Most American families are not worried about buying, selling or holding. They want help with a financial problem that concerns NONE of these things? They need advice about budgeting, benefits selections, tax treatment, healthcare, debt, cashflow, inflation and perhaps even how to deal with their fear that retirement will never come? None of these problems are about buying, selling or holding; they are about planning.

This great cartoon by Shillerstrom from Investment News illustrates the point clearly. Why is this “investor” contemplating the unthinkable?

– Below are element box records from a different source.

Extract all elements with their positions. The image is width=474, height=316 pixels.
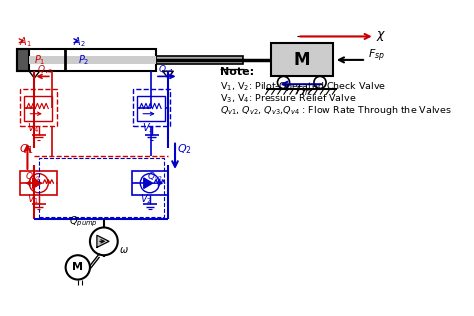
Text: $Q_{v3}$: $Q_{v3}$ xyxy=(37,64,53,76)
Circle shape xyxy=(90,228,118,255)
Bar xyxy=(39,158,164,217)
Circle shape xyxy=(314,76,326,88)
Polygon shape xyxy=(144,178,153,188)
Bar xyxy=(20,171,57,195)
Bar xyxy=(137,96,164,121)
Text: $Q_{v4}$: $Q_{v4}$ xyxy=(158,64,174,76)
Text: $\omega$: $\omega$ xyxy=(119,246,129,256)
Text: V$_1$, V$_2$: Pilot-Operated Check Valve: V$_1$, V$_2$: Pilot-Operated Check Valve xyxy=(220,80,386,93)
Polygon shape xyxy=(97,235,109,247)
Bar xyxy=(17,49,29,71)
Text: $F_{frc}$: $F_{frc}$ xyxy=(295,84,313,98)
Circle shape xyxy=(140,173,159,193)
Text: $Q_{v2}$: $Q_{v2}$ xyxy=(147,171,164,183)
Text: $\chi$: $\chi$ xyxy=(376,29,387,43)
Bar xyxy=(20,89,57,126)
Text: $Q_1$: $Q_1$ xyxy=(19,142,34,156)
Text: $V_3$: $V_3$ xyxy=(142,121,155,135)
Circle shape xyxy=(29,173,48,193)
Text: $Q_{v1}$, $Q_{v2}$, $Q_{v3}$,$Q_{v4}$ : Flow Rate Through the Valves: $Q_{v1}$, $Q_{v2}$, $Q_{v3}$,$Q_{v4}$ : … xyxy=(220,104,452,117)
Text: Note:: Note: xyxy=(220,67,254,77)
Text: $P_1$: $P_1$ xyxy=(35,53,46,67)
Text: $V_1$: $V_1$ xyxy=(27,192,40,206)
Bar xyxy=(133,89,170,126)
Text: V$_3$, V$_4$: Pressure Relief Valve: V$_3$, V$_4$: Pressure Relief Valve xyxy=(220,92,356,105)
Circle shape xyxy=(277,76,290,88)
Circle shape xyxy=(65,255,90,280)
Text: $Q_2$: $Q_2$ xyxy=(177,142,191,156)
Text: $F_{sp}$: $F_{sp}$ xyxy=(368,48,385,64)
Text: $Q_{pump}$: $Q_{pump}$ xyxy=(69,214,98,229)
Text: $V_2$: $V_2$ xyxy=(140,192,153,206)
Bar xyxy=(156,56,243,64)
Bar xyxy=(17,49,156,71)
Bar xyxy=(24,96,52,121)
Bar xyxy=(132,171,168,195)
Text: $P_2$: $P_2$ xyxy=(78,53,89,67)
Text: M: M xyxy=(293,51,310,69)
Bar xyxy=(271,43,333,76)
Text: M: M xyxy=(73,262,83,272)
Text: $A_2$: $A_2$ xyxy=(73,35,86,49)
Text: $Q_{v1}$: $Q_{v1}$ xyxy=(25,171,41,183)
Bar xyxy=(29,56,156,64)
Text: $A_1$: $A_1$ xyxy=(19,35,32,49)
Polygon shape xyxy=(33,178,41,188)
Text: $V_4$: $V_4$ xyxy=(27,121,40,135)
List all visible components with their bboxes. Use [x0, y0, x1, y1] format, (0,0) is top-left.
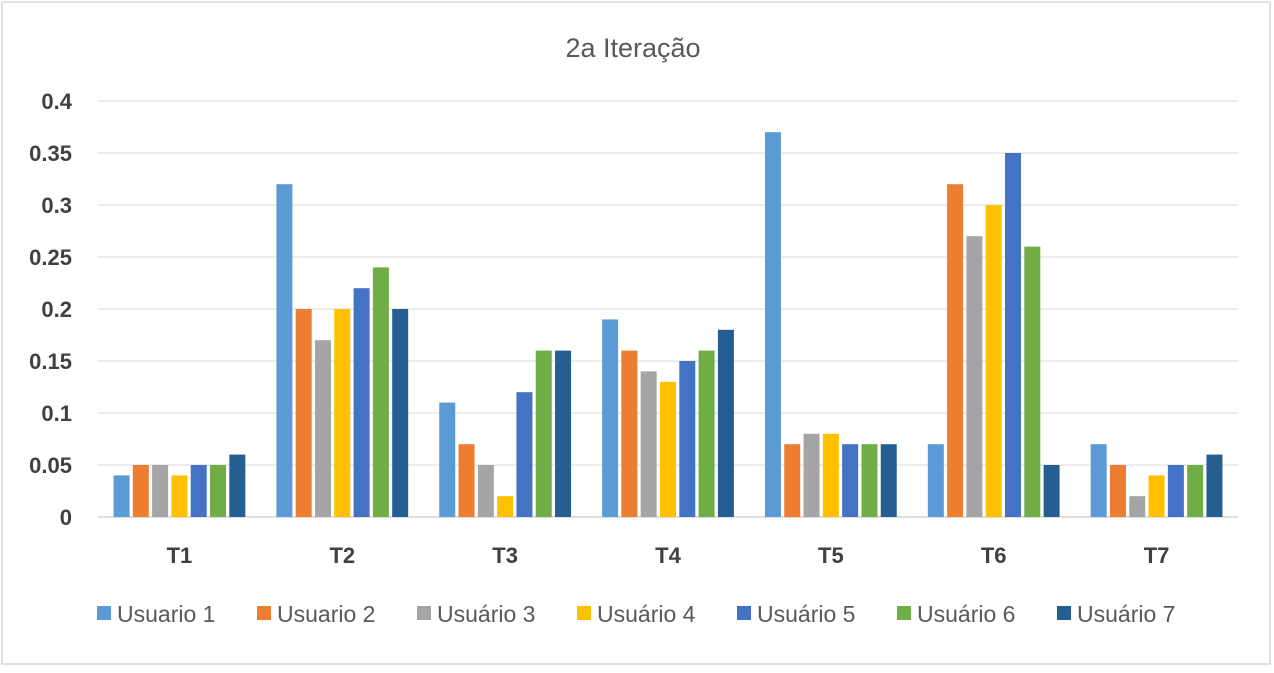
legend-swatch	[897, 606, 911, 620]
bar-t3-series-1	[439, 402, 456, 517]
legend-label: Usuário 4	[597, 601, 696, 627]
x-tick-label: T1	[167, 543, 193, 568]
y-tick-label: 0.35	[29, 141, 72, 166]
y-tick-label: 0.25	[29, 245, 72, 270]
bar-t2-series-2	[295, 309, 312, 517]
bar-t6-series-2	[947, 184, 964, 517]
legend-swatch	[737, 606, 751, 620]
bar-t1-series-3	[152, 465, 169, 517]
y-tick-label: 0.3	[41, 193, 72, 218]
x-tick-label: T2	[329, 543, 355, 568]
bar-t5-series-6	[861, 444, 878, 517]
bar-t1-series-6	[210, 465, 227, 517]
x-tick-label: T3	[492, 543, 518, 568]
bar-t3-series-7	[555, 350, 572, 517]
legend-label: Usuario 2	[277, 601, 375, 627]
bar-t3-series-5	[516, 392, 533, 517]
bar-t7-series-1	[1090, 444, 1107, 517]
y-axis-ticks: 0 0.05 0.1 0.15 0.2 0.25 0.3 0.35 0.4	[29, 89, 73, 530]
chart-title: 2a Iteração	[565, 33, 700, 63]
bar-t5-series-7	[880, 444, 897, 517]
bar-t3-series-6	[535, 350, 552, 517]
y-tick-label: 0.2	[41, 297, 72, 322]
bar-t5-series-1	[764, 132, 781, 517]
legend: Usuario 1 Usuario 2 Usuário 3 Usuário 4 Usuá…	[97, 601, 1175, 627]
y-tick-label: 0.4	[41, 89, 72, 114]
bar-t5-series-4	[822, 433, 839, 517]
x-axis-ticks: T1 T2 T3 T4 T5 T6 T7	[167, 543, 1170, 568]
bar-t4-series-4	[660, 381, 676, 517]
bar-t5-series-3	[803, 433, 820, 517]
bar-t2-series-6	[372, 267, 389, 517]
x-tick-label: T6	[981, 543, 1007, 568]
x-tick-label: T7	[1144, 543, 1170, 568]
legend-swatch	[417, 606, 431, 620]
legend-label: Usuário 7	[1077, 601, 1175, 627]
y-tick-label: 0.05	[29, 453, 72, 478]
bar-t7-series-5	[1167, 465, 1184, 517]
legend-label: Usuário 5	[757, 601, 855, 627]
bar-t7-series-2	[1109, 465, 1126, 517]
bars	[113, 132, 1223, 517]
bar-t7-series-6	[1187, 465, 1204, 517]
bar-t6-series-6	[1024, 246, 1041, 517]
bar-t2-series-5	[353, 288, 370, 517]
bar-t1-series-4	[171, 475, 188, 517]
legend-label: Usuário 6	[917, 601, 1015, 627]
legend-swatch	[257, 606, 271, 620]
bar-t3-series-2	[458, 444, 475, 517]
bar-t7-series-3	[1129, 496, 1146, 517]
bar-t2-series-4	[334, 309, 351, 517]
bar-t6-series-7	[1043, 465, 1060, 517]
bar-t4-series-1	[602, 319, 619, 517]
legend-swatch	[1057, 606, 1071, 620]
bar-t1-series-5	[190, 465, 207, 517]
bar-t5-series-5	[842, 444, 859, 517]
legend-swatch	[577, 606, 591, 620]
legend-label: Usuario 1	[117, 601, 215, 627]
bar-t1-series-7	[229, 454, 246, 517]
bar-t4-series-3	[640, 371, 657, 517]
bar-t5-series-2	[784, 444, 801, 517]
bar-t6-series-1	[927, 444, 944, 517]
bar-t6-series-4	[985, 205, 1002, 517]
bar-t6-series-5	[1005, 153, 1022, 517]
y-tick-label: 0.1	[41, 401, 72, 426]
bar-t1-series-2	[132, 465, 149, 517]
x-tick-label: T4	[655, 543, 681, 568]
bar-t6-series-3	[966, 236, 983, 517]
bar-t1-series-1	[113, 475, 130, 517]
bar-t7-series-7	[1206, 454, 1223, 517]
bar-t2-series-3	[314, 340, 331, 517]
bar-t4-series-2	[621, 350, 638, 517]
y-tick-label: 0.15	[29, 349, 72, 374]
bar-t4-series-7	[717, 329, 734, 517]
bar-t2-series-1	[276, 184, 293, 517]
y-tick-label: 0	[60, 505, 72, 530]
bar-t3-series-3	[477, 465, 494, 517]
x-tick-label: T5	[818, 543, 844, 568]
bar-t3-series-4	[497, 496, 514, 517]
bar-t2-series-7	[392, 309, 409, 517]
legend-label: Usuário 3	[437, 601, 535, 627]
legend-swatch	[97, 606, 111, 620]
bar-t4-series-6	[698, 350, 715, 517]
bar-t7-series-4	[1148, 475, 1165, 517]
bar-t4-series-5	[679, 361, 696, 517]
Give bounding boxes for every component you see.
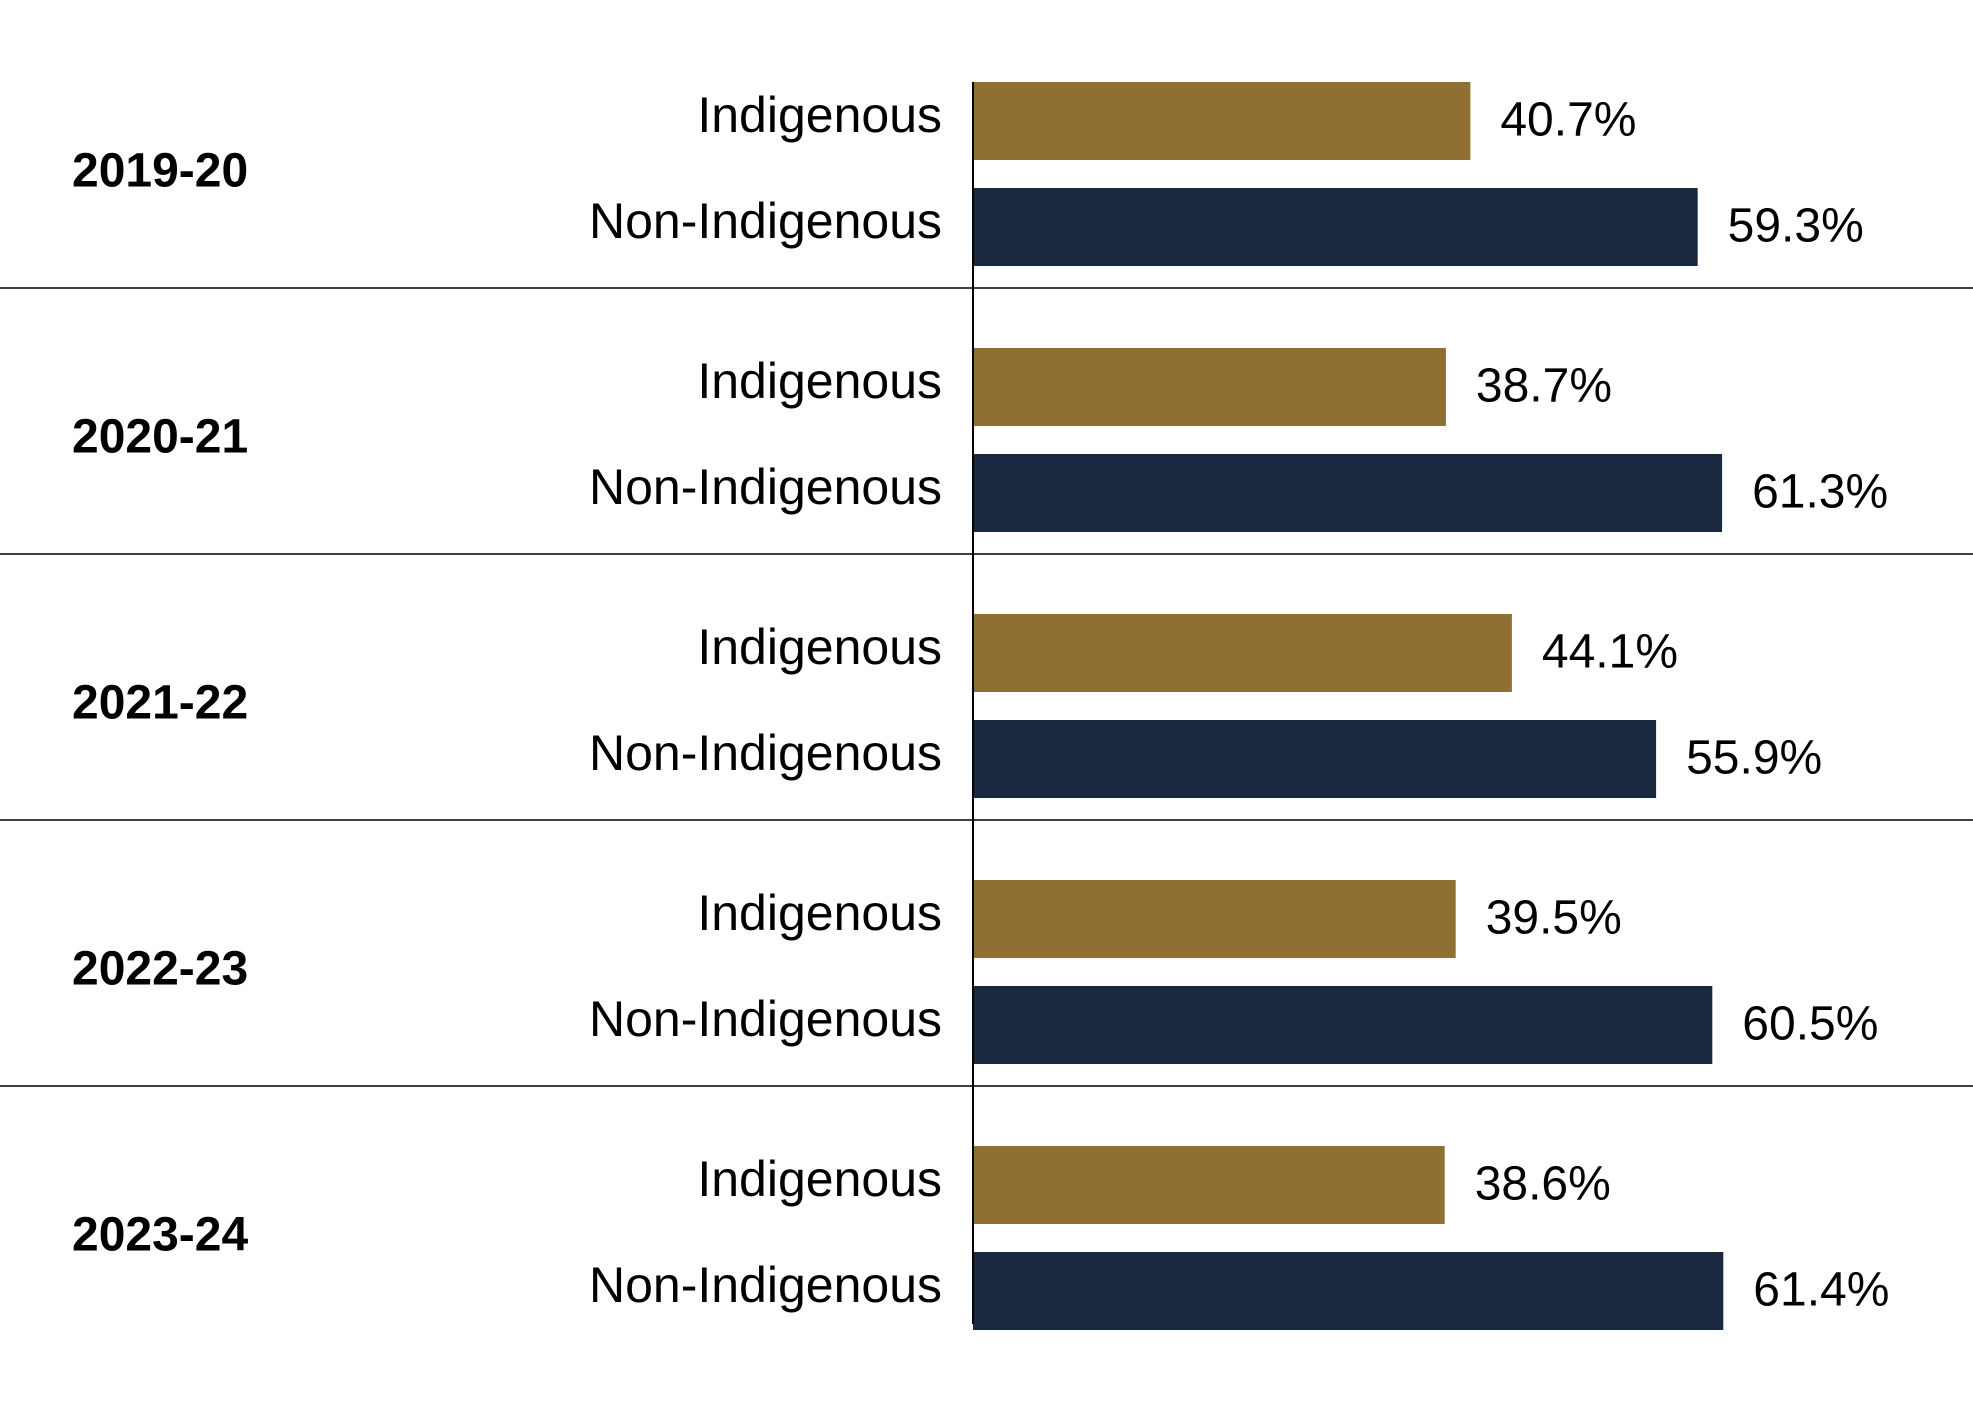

Who can help him? Not the Wall Street types inside the window. They can buy and sell for him. That’s not his problem (It’s presumably too late to sell, for example). But, the guy stepping out on the ledge with him, if he’s a CFP® professional (i.e., a financial planner) can help. He knows that our poor soul’s problem is not whether to buy, sell or hold, but “how do I accomplish my family’s goals now?” His hopelessness is more likely about paying his bills and how to manage a multi-faceted family financial crisis. He needs a financial generalist to help him understand his life and money options, not a securities analyst to help him understand an investment or a broker to trade.

In brief, this is the difference between financial planning and other areas of financial services expertise. When you have a life crisis in family finances, better get a financial planner, who’ll act as a fiduciary (giving advice only for your benefit), if you can find one.